Computer Problems

Did a kernel upgrade in Fedora yesterday. Rebooted today. Wouldn’t boot, had errors. Rather than simple reboot, I decided to shut the whole machine down, then turn it on again. Now it’s dead.

Guess I’ll try swapping the power supply first. If that doesn’t work, sounds like a motherboard or CPU problem.

[Update a few minutes later]

Aaaaaaand, I can’t find any spare supplies. Have to run over to Fry’s to buy one, that probably isn’t the problem…

[Update after returning from Fry’s]

Welp, before I opened the new PS, I tried firing it up again. It booted without complaint. I guess I scared it with the new PS. #HappyHalloween

Seriously, though, it’s probably still a symptom of an incipient problem, probably from overheating.

17 thoughts on “Computer Problems”

  1. Ouch! I guess it never hurts to have a spare PSU around, if that turns out not to be the problem. I picked up a cheap power supply tester a while ago; that’s been a helpful tool. Might not be a bad thing to have in the tool kit for a few bucks.

  2. You can try running “cpuburn” with the temperature meter (BIOS or other) to see how it withstands the temperature.

    It’s probably a good idea to vacuum the fans and things like that.

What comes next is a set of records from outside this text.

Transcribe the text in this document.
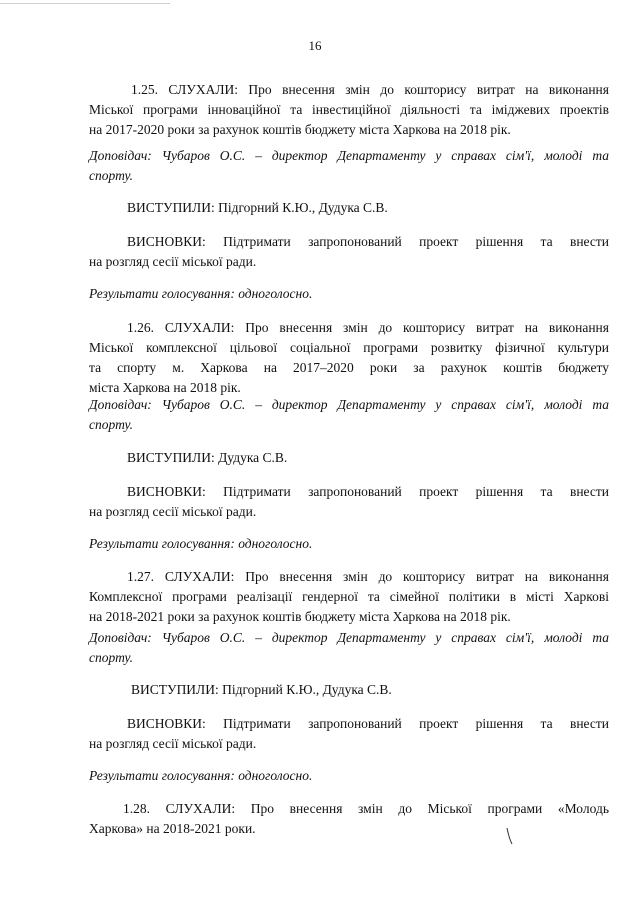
16
1.25. СЛУХАЛИ: Про внесення змін до кошторису витрат на виконання
Міської програми інноваційної та інвестиційної діяльності та іміджевих проектів
на 2017-2020 роки за рахунок коштів бюджету міста Харкова на 2018 рік.
Доповідач: Чубаров О.С. – директор Департаменту у справах сім'ї, молоді та
спорту.
ВИСТУПИЛИ: Підгорний К.Ю., Дудука С.В.
ВИСНОВКИ: Підтримати запропонований проект рішення та внести
на розгляд сесії міської ради.
Результати голосування: одноголосно.
1.26. СЛУХАЛИ: Про внесення змін до кошторису витрат на виконання
Міської комплексної цільової соціальної програми розвитку фізичної культури
та спорту м. Харкова на 2017–2020 роки за рахунок коштів бюджету
міста Харкова на 2018 рік.
Доповідач: Чубаров О.С. – директор Департаменту у справах сім'ї, молоді та
спорту.
ВИСТУПИЛИ: Дудука С.В.
ВИСНОВКИ: Підтримати запропонований проект рішення та внести
на розгляд сесії міської ради.
Результати голосування: одноголосно.
1.27. СЛУХАЛИ: Про внесення змін до кошторису витрат на виконання
Комплексної програми реалізації гендерної та сімейної політики в місті Харкові
на 2018-2021 роки за рахунок коштів бюджету міста Харкова на 2018 рік.
Доповідач: Чубаров О.С. – директор Департаменту у справах сім'ї, молоді та
спорту.
ВИСТУПИЛИ: Підгорний К.Ю., Дудука С.В.
ВИСНОВКИ: Підтримати запропонований проект рішення та внести
на розгляд сесії міської ради.
Результати голосування: одноголосно.
1.28. СЛУХАЛИ: Про внесення змін до Міської програми «Молодь
Харкова» на 2018-2021 роки.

Probably filled with gunk.

      1. I once knew a guy whose computer kept black screening. He said he had an open case as well. Turns out he had the CPU fan disconnected from the start. Another guy I knew had the heatsink improperly attached.

      1. Ah. Homebuilt or prebuilt? Supposedly the TIM can dry out after a couple of years and lead to overheating.

        I assume you’ve checked for dust & for other things that can block vents, and that the CPU fan hasn’t failed.

  3. Rand still running with the unplugged case fan? Or did you finally replace it? You know, the one you said wasn’t there? 😛

    I know this might sound a like bit of pernicious advice, but have you ever thought of investing in two systems? The production one that has to stay up and the one you can install new software on and kick the tires? Otherwise both systems are running identical hardware and software. Just a thought… Aerospace had this concept long long ago in a galaxy far far away….

  4. Dried-out TIM (oh, I forgot to define the acronym for those who don’t know, which may not include you: Thermal Interface Material, the goop you put between the CPU and heat sink) isn’t obvious, it just results in decreased heat removal ability of your heat sink/fan combo over time, which can eventually cause the CPU to throttle. It’d have to be real bad to do worse, but the next worse thing is “the CPU heats up so fast it shuts itself off a couple seconds after you turn the power on”, which, going back to the post, isn’t what you described.

    Did you use your PSU tester yet (or did you mean you have a spare PSU)?

    1. I didn’t find the PS tester, and I bought a new PS, but I’m probably going to return it unopened. I haven’t had any problems since that morning (including a reboot). Weird.

  5. I’ve had issues with the computer booting once, that happened to be solved by pulling the DRAM modules out and putting them back in again, over and over, to remove oxidation in the contacts.